Simultaneous access to data residing in multiple, different S3 accounts (like DataGOL's and a client's at the same time) is NOT supported with the current configuration.

Prerequisite for adding S3 data source

Before you add a S3 data source, ensure to add the following beforehand from the Company section of the Home page.

  • AWS Access Keys

  • AWS Secret Key

  • Region

  • Root Directory

Do the following:

  1. On the Home page of DataGOL, from the left navigation panel, click Company.

  2. Click the Keys tab.

  3. In the AWS Settings box, click the edit button and specify the following details:

    • AWS Access Keys

    • AWS Secret Key

    • Region

  4. In the Root Directory text box, specify the root directory.

NOTE

s3 is available only in Amazon AWS infrastructure. S3 is not available as part of Microsoft Azure.

  1. From the left navigation panel, click Lakehouse and then click Data Source.

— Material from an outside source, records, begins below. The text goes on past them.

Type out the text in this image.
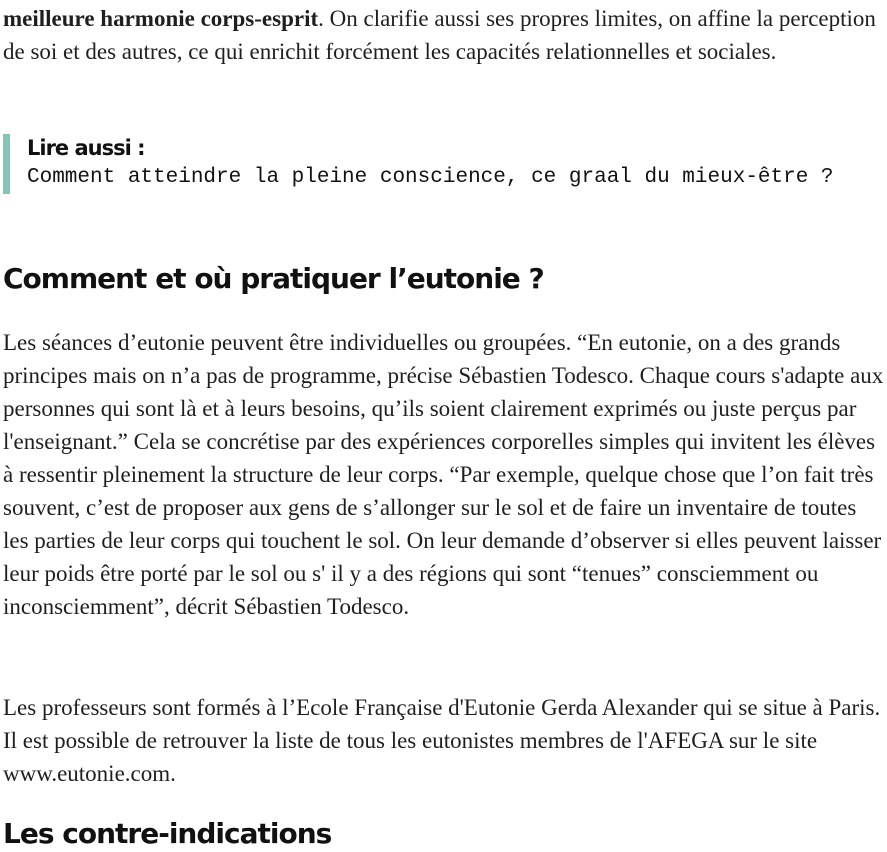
meilleure harmonie corps-esprit. On clarifie aussi ses propres limites, on affine la perception de soi et des autres, ce qui enrichit forcément les capacités relationnelles et sociales.

Lire aussi :

Comment atteindre la pleine conscience, ce graal du mieux-être ?
Comment et où pratiquer l’eutonie ?

Les séances d’eutonie peuvent être individuelles ou groupées. “En eutonie, on a des grands principes mais on n’a pas de programme, précise Sébastien Todesco. Chaque cours s'adapte aux personnes qui sont là et à leurs besoins, qu’ils soient clairement exprimés ou juste perçus par l'enseignant.” Cela se concrétise par des expériences corporelles simples qui invitent les élèves à ressentir pleinement la structure de leur corps. “Par exemple, quelque chose que l’on fait très souvent, c’est de proposer aux gens de s’allonger sur le sol et de faire un inventaire de toutes les parties de leur corps qui touchent le sol. On leur demande d’observer si elles peuvent laisser leur poids être porté par le sol ou s' il y a des régions qui sont “tenues” consciemment ou inconsciemment”, décrit Sébastien Todesco.

Les professeurs sont formés à l’Ecole Française d'Eutonie Gerda Alexander qui se situe à Paris. Il est possible de retrouver la liste de tous les eutonistes membres de l'AFEGA sur le site www.eutonie.com.

Les contre-indications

  2. From the upper right corner of the page, click the + New Database button to start the process of adding a new database.

  3. In the New Data Source page, click the S3 icon.

  4. Specify the following details to add S3 data source. Once you have connected a data source, the system immediately fetches its schema. After this schema retrieval process is complete you can browse and interact with the tables and data.

    Add s3 File CSV
    FieldDescription
    Connection nameEnter a unique name for the connection.
    File FormatSpecify any of the following file formats: CSV, Parquet, JSON, Delta (Coming soon)
    Path to S3 bucketSpecify the path of the S3 bucket where the files exist. Example: If file is present in s3a://catalog/db/source/test.csv then path will be catalog/db. Example format: s3a://catalog/db/
    SeparatorSpecify the separator character.
    HeaderToggle to indicate if the first row of your CSV contains column headers.
    Infer SchemaToggle to automatically determine the data type of each column in your data.
    CompressionSelect the file compression mode from the following options: Uncompressed, gzip, lzo, brotli, lz4, zstd
    Null ValueA set of case-sensitive strings that should be interpreted as null values. For example, if the value 'NA' should be interpreted as null, enter 'NA' in this field.
  5. Click Submit.

[Limitations]

Spark's configuration limits you to using credentials for only one S3 account at a time. This means that, at the company level, you can either configure Spark with access to your DataGOL S3 account or your S3 account, but not both simultaneously.